In short, it would be hard, on balance, for any
objective person to argue that Nafta has injured the U.S. economy,
reduced U.S. wages, destroyed American manufacturing, harmed our
agriculture, damaged Mexican labor, failed to expand trade, or worsened
the border environment. But perhaps I am not objective, since Nafta
originated in meetings James Baker and I had early in the Bush 41
administration with Pepe Cordoba, chief of staff to Mexico's President
Carlos Salinas.
Mr. Obama has also opposed other important free-trade
agreements, including those with Colombia, South Korea and Central
America. He has spoken eloquently about America's responsibility to
help alleviate global poverty -- even to the point of saying it would
help defeat terrorism -- but he has yet to endorse, let alone
forcefully advocate, the single most potent policy for doing so: a
successful completion of the Doha round of global trade liberalization.

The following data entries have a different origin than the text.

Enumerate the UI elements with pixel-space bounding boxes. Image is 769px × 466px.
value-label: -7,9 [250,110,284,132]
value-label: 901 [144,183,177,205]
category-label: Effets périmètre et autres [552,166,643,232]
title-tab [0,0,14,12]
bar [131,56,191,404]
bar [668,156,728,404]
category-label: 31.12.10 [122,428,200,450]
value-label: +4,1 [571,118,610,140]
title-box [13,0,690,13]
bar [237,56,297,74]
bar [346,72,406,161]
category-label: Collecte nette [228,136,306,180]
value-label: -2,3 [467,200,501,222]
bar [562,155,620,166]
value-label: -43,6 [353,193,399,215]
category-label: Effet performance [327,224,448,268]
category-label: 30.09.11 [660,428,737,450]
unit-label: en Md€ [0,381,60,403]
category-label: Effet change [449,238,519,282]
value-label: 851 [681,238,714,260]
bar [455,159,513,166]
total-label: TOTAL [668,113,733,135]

Worse yet, he wants to put restrictions into trade treaties that would
damage the ability of poor countries to compete. And he seems to see no
inconsistency in his desire to improve America's standing in the eyes
of the rest of the world and turning his back on more than six decades
of bipartisan American presidential leadership on global trade
expansion. When trade rules are not being improved, nontariff barriers
develop to offset the liberalization from the current rules. So no
trade liberalization means creeping protectionism.
History teaches us that high taxes and protectionism
are not conducive to a thriving economy, the extreme case being the
higher taxes and tariffs that deepened the Great Depression. While such
a policy mix would be a real change, as philosophers remind us, change
is not always progress.
Mr. Boskin, professor of economics at Stanford
University and senior fellow at the Hoover Institution, was chairman of
the Council of Economic Advisers under President George H.W. Bush.